TORONTO — After a year of being able to purchase cannabis legally from age 18, Quebecers will now have to wait until they turn 21. The provincial government has passed a bill changing the legal age to use marijuana, a move critics say will only drive the black market.
The Coalition Avenir Quebec government adopted Bill 2, which raises the legal age for cannabis consumption from 18 to 21 as of Jan. 1, 2020. It will become the highest legal age for cannabis use in the country.
The legal cannabis use age is currently 19 across most provinces, with the exception of Alberta and Quebec. The legal age in Alberta is 18, the same as the drinking age there.
Quebec’s Junior Health Minister Lionel Carmant, who tabled the bill, has said that it was created to protect young, developing brains from the risks associated with cannabis use.
But critics say that raising the legal age will only increase the risk of young consumers purchasing cannabis illegally.
Francois Limoges, a spokesperson for the Quebec Cannabis Industry Association (QCIA), said the main issue with raising the legal age to 21 is that it will only push young consumers — who were previously able to purchase cannabis legally — into the arms of the black market.
“We are as an industry totally disappointed by the government’s decision,” he told CTVNews.ca in a phone interview.
QCIA represents cannabis companies within Quebec that are regulated and provide legal marijuana. They released a statement criticizing the Quebec government’s choice only moments after the bill passed.
Limoges pointed out that one of the main drivers behind the federal government’s decision to legalize cannabis in 2018 was a desire to crack down on the black market and protect Canadians by ensuring that cannabis available to them was regulated and safe.
Quebec’s new decision to raise the age limit seems to go against that very goal, he said.
“You’re pretty much telling the younger generation that you wanna protect, well, ‘go back to your dealers’ — or ‘find a dealer’ — because they’ve been buying legal cannabis for the last 12 months and as we know, when you’re a younger adult you’re not going to wait (to turn 21),” Limoges said. With this move, it will “be hard to bring them into the legal market,” once they have reached the new legal age, he added.
Quebec’s association of public health has also criticized the bill, with spokesperson Marianne Dessureault saying it lacks a scientific basis.
In an interview earlier this year she worried that “we are going ahead and maybe transforming a law that sought to protect public health, towards a law that has more of a political flavor.”
She described the bill as having a “populist appeal,” which “doesn’t have (a) place in public health policy.”
Quebec happens to have one of the lowest legal ages for alcohol consumption in the country — most provinces and territories have set 19 as the age that consumers can legally purchase alcohol, but in Quebec, Manitoba and Alberta, it is 18.

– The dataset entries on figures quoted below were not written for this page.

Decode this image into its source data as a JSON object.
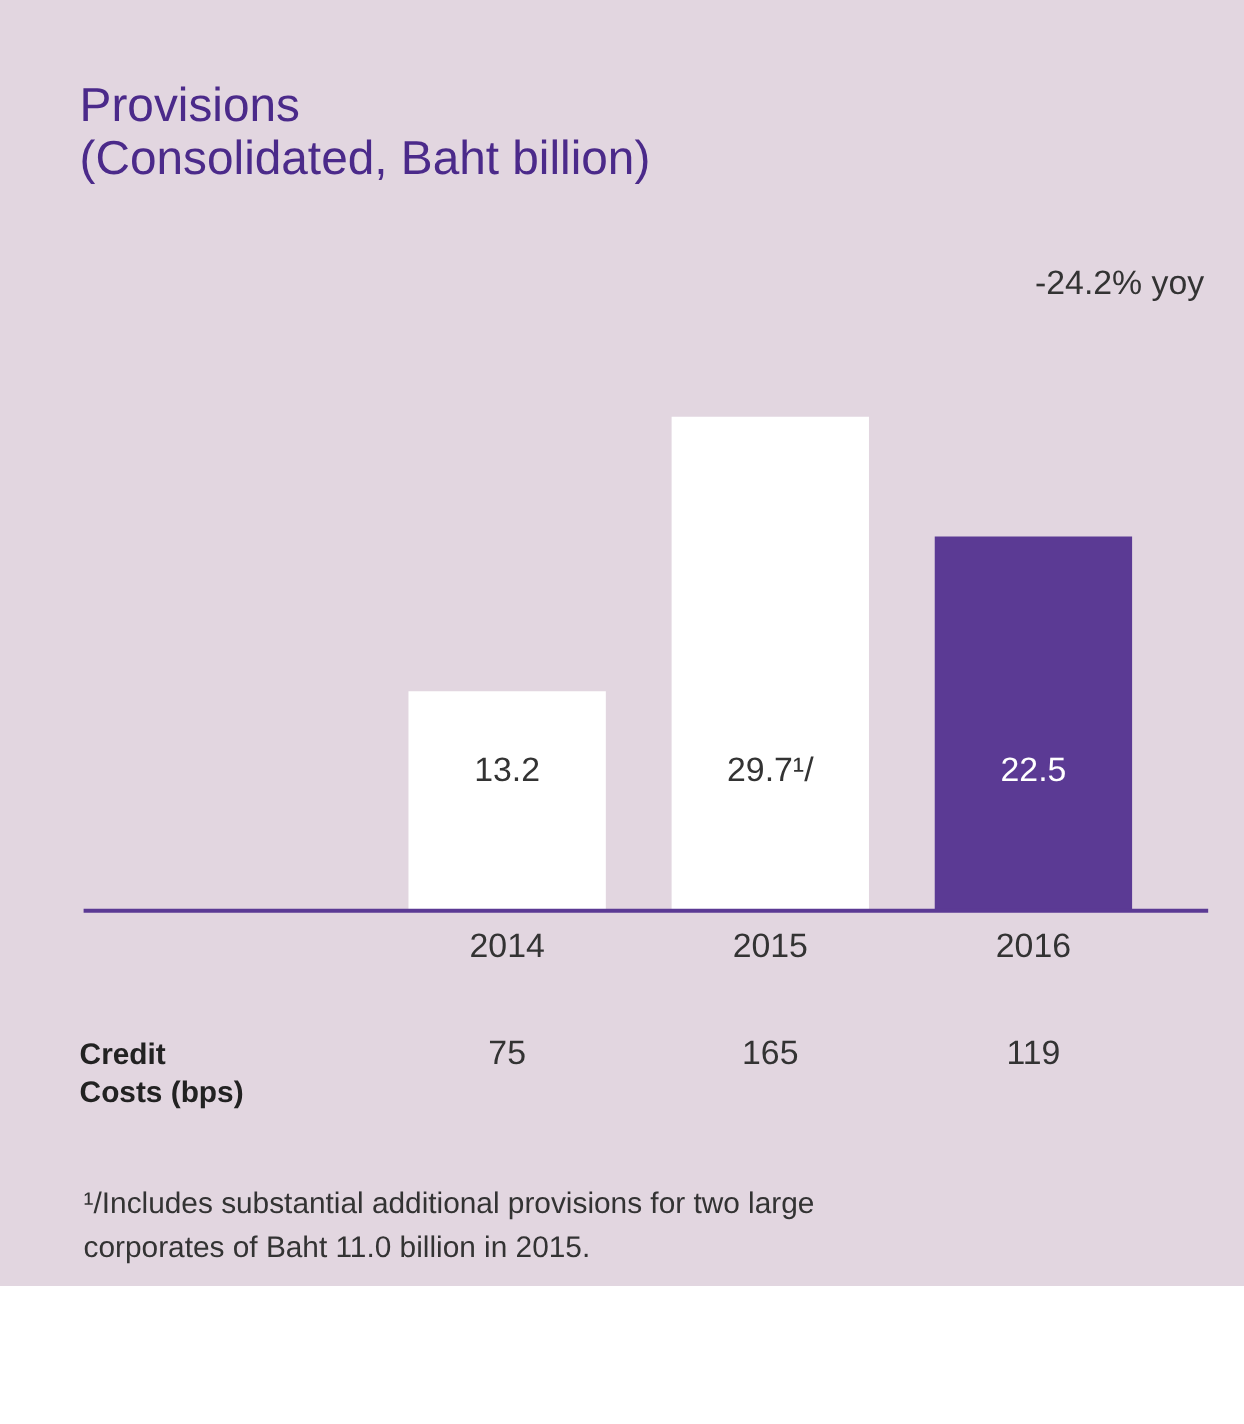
{
  "chart_data": {
    "type": "bar",
    "title": "Provisions",
    "subtitle": "(Consolidated, Baht billion)",
    "categories": [
      "2014",
      "2015",
      "2016"
    ],
    "values": [
      13.2,
      29.7,
      22.5
    ],
    "colors": [
      "#ffffff",
      "#ffffff",
      "#5b3a94"
    ],
    "value_labels": [
      "13.2",
      "29.7¹/",
      "22.5"
    ],
    "annotations": [
      "-24.2% yoy",
      "Credit Costs (bps)",
      "75",
      "165",
      "119",
      "¹/Includes substantial additional provisions for two large corporates of Baht 11.0 billion in 2015."
    ],
    "grid": false
  }
}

When it comes to alcohol, the “social consensus in the province,” is that 18 year olds are adults who can make their own choices, Limoges said, but he believes there is a “stigma” around cannabis that ensures it is viewed differently than alcohol.
He seemed to echo Dessurealth’s concerns, saying that despite research showing that cannabis is not significantly more dangerous than alcohol, there is a “social conservatism from the government … (which) appears to be stuck in the old ways of thinking.”

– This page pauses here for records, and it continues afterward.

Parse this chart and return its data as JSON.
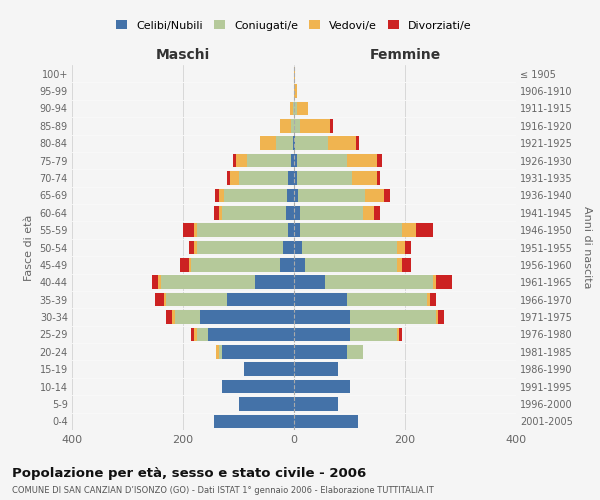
{
  "age_groups": [
    "0-4",
    "5-9",
    "10-14",
    "15-19",
    "20-24",
    "25-29",
    "30-34",
    "35-39",
    "40-44",
    "45-49",
    "50-54",
    "55-59",
    "60-64",
    "65-69",
    "70-74",
    "75-79",
    "80-84",
    "85-89",
    "90-94",
    "95-99",
    "100+"
  ],
  "birth_years": [
    "2001-2005",
    "1996-2000",
    "1991-1995",
    "1986-1990",
    "1981-1985",
    "1976-1980",
    "1971-1975",
    "1966-1970",
    "1961-1965",
    "1956-1960",
    "1951-1955",
    "1946-1950",
    "1941-1945",
    "1936-1940",
    "1931-1935",
    "1926-1930",
    "1921-1925",
    "1916-1920",
    "1911-1915",
    "1906-1910",
    "≤ 1905"
  ],
  "colors": {
    "celibe": "#4472a8",
    "coniugato": "#b5c99a",
    "vedovo": "#f0b450",
    "divorziato": "#cc2222"
  },
  "maschi": {
    "celibe": [
      145,
      100,
      130,
      90,
      130,
      155,
      170,
      120,
      70,
      25,
      20,
      10,
      15,
      12,
      10,
      5,
      2,
      0,
      0,
      0,
      0
    ],
    "coniugato": [
      0,
      0,
      0,
      0,
      5,
      20,
      45,
      110,
      170,
      160,
      155,
      165,
      115,
      115,
      90,
      80,
      30,
      5,
      2,
      0,
      0
    ],
    "vedovo": [
      0,
      0,
      0,
      0,
      5,
      5,
      5,
      5,
      5,
      5,
      5,
      5,
      5,
      8,
      15,
      20,
      30,
      20,
      5,
      0,
      0
    ],
    "divorziato": [
      0,
      0,
      0,
      0,
      0,
      5,
      10,
      15,
      10,
      15,
      10,
      20,
      10,
      8,
      5,
      5,
      0,
      0,
      0,
      0,
      0
    ]
  },
  "femmine": {
    "celibe": [
      115,
      80,
      100,
      80,
      95,
      100,
      100,
      95,
      55,
      20,
      15,
      10,
      10,
      8,
      5,
      5,
      2,
      0,
      0,
      0,
      0
    ],
    "coniugato": [
      0,
      0,
      0,
      0,
      30,
      85,
      155,
      145,
      195,
      165,
      170,
      185,
      115,
      120,
      100,
      90,
      60,
      10,
      5,
      0,
      0
    ],
    "vedovo": [
      0,
      0,
      0,
      0,
      0,
      5,
      5,
      5,
      5,
      10,
      15,
      25,
      20,
      35,
      45,
      55,
      50,
      55,
      20,
      5,
      2
    ],
    "divorziato": [
      0,
      0,
      0,
      0,
      0,
      5,
      10,
      10,
      30,
      15,
      10,
      30,
      10,
      10,
      5,
      8,
      5,
      5,
      0,
      0,
      0
    ]
  },
  "title": "Popolazione per età, sesso e stato civile - 2006",
  "subtitle": "COMUNE DI SAN CANZIAN D’ISONZO (GO) - Dati ISTAT 1° gennaio 2006 - Elaborazione TUTTITALIA.IT",
  "xlabel_left": "Maschi",
  "xlabel_right": "Femmine",
  "ylabel_left": "Fasce di età",
  "ylabel_right": "Anni di nascita",
  "xlim": 400,
  "bg_color": "#f5f5f5",
  "legend_labels": [
    "Celibi/Nubili",
    "Coniugati/e",
    "Vedovi/e",
    "Divorziati/e"
  ]
}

Quebec’s cannabis laws are some of the strictest in Canada. While Ottawa legalized THC and CBD products including edibles, beverages, vapes and topical forms of cannabis on Oct. 17, exactly one year after Canada legalized recreational marijuana use, Quebec has delayed the process.
The province’s cannabis dispensary, the SQDC, said earlier this month that it expects the second wave of legalization to be gradual starting in mid-December with products that “should be mainly beverages,” including teas, carbonated water and non-alcoholic beers.
Quebec has also appealed a court decision made on Oct. 10 invalidating parts of the province’s cannabis law that prohibited home cultivation. Federal law allows Canadian citizens to grow up to four plants at home, but provinces can adjust their own cannabis regulations.
Prime Minister Justin Trudeau has criticized Quebec’s plan to raise the age limit to 21, saying it could leave an opening for organized crime.